It might be the worst-kept secret in all of cybersecurity: the FBI says don't pay ransomware groups. But corporations do it all the time, sending millions consistently in Bitcoin to recollect information that has been taken "hacker." Sometimes, government operators even assist casualties with finding experienced virtual payoff moderators.

For the time being, it appears to be that paying ransomware, while clearly unsafe and enabling/empowering ransomware aggressors, can perhaps be comported so as not to break any laws (like anti-terrorist laws, FCPA, conspiracy and others) ¬ and even if payment is arguably unlawful, seems unlikely to be prosecuted. Thus, the decision whether to pay or ignore a ransomware demand, seems less of a legal, and more of a practical, determination ¬ almost like a cost-benefit analysis.

The arguments for rendering a ransomware payment include:

• Payment is the least costly option;

• Payment is in the best interest of stakeholders (e.g. a hospital patient in desperate need of an immediate operation whose records are locked up);

• Payment can avoid being fined for losing important data;

• Payment means not losing highly confidential information; and

• Payment may mean not going public with the data breach.

The arguments against rendering a ransomware payment include:

• Payment does not guarantee that the right encryption keys with the proper decryption algorithms will be provided;

• Payment further funds additional criminal pursuits of the attacker, enabling a cycle of ransomware crime;

• Payment can do damage to a corporate brand;

• Payment may not stop the ransomware attacker from returning;

• If victims stopped making ransomware payments, the ransomware revenue stream would stop and ransomware attackers would have to move on to perpetrating another scheme; and

• Using Bitcoin to pay a ransomware attacker can put organizations at risk. Most victims must buy Bitcoin on entirely unregulated and free-wheeling exchanges that can also be hacked, leaving buyers’ bank account information stored on these exchanges vulnerable.

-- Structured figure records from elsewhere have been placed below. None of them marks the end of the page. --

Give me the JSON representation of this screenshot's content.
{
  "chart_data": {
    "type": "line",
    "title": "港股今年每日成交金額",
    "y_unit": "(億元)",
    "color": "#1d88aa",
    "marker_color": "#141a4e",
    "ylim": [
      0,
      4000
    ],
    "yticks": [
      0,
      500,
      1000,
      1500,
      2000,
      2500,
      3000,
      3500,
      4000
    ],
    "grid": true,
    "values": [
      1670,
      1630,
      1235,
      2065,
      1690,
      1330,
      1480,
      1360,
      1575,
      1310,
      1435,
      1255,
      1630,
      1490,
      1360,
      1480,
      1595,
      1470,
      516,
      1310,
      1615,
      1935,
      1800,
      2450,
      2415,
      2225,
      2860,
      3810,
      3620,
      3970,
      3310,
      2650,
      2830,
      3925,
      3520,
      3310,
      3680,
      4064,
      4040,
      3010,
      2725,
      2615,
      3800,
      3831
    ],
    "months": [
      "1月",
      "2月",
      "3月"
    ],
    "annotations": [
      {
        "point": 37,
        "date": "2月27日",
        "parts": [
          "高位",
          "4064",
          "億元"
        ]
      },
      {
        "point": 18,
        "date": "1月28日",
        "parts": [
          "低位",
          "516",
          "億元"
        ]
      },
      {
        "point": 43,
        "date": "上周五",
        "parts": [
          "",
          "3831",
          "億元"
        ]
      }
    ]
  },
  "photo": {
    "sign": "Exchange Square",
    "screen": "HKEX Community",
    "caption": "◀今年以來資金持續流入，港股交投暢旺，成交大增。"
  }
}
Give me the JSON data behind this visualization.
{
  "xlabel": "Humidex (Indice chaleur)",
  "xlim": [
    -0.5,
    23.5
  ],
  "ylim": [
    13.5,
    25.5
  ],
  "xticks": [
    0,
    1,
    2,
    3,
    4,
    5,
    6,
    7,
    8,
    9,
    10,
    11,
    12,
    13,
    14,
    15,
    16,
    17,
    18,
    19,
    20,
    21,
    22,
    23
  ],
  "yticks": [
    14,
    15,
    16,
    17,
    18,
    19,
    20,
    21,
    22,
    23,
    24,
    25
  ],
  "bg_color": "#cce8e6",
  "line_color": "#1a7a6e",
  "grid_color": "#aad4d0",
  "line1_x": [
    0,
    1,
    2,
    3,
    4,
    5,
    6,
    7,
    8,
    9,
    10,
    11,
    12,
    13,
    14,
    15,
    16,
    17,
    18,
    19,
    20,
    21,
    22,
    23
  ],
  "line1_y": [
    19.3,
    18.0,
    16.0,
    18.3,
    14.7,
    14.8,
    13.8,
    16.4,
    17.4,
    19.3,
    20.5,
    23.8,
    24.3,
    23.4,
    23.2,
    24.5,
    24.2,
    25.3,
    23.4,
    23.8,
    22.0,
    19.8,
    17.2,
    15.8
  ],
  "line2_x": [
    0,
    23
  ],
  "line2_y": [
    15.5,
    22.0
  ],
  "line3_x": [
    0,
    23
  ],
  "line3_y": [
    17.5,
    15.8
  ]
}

Refusing to pay a ransom no matter the circumstances is. “When it comes to the question of paying a ransom, our recommendation is to never pay a ransom, and there are a few reasons for this. “First, paying a ransom will never guarantee that all of your data will be returned – it might be partially returned or not at all. There is also no way to tell if your information has been sold in underground markets once obtained”. “Second, paying a ransom only encourages cyber criminals to further carry out these attacks as they are one of the most financially profitable attacks malefactors can perform. The more business organizations give in to ransomware attacks, the more we will see them continue to trend in the threat landscape.”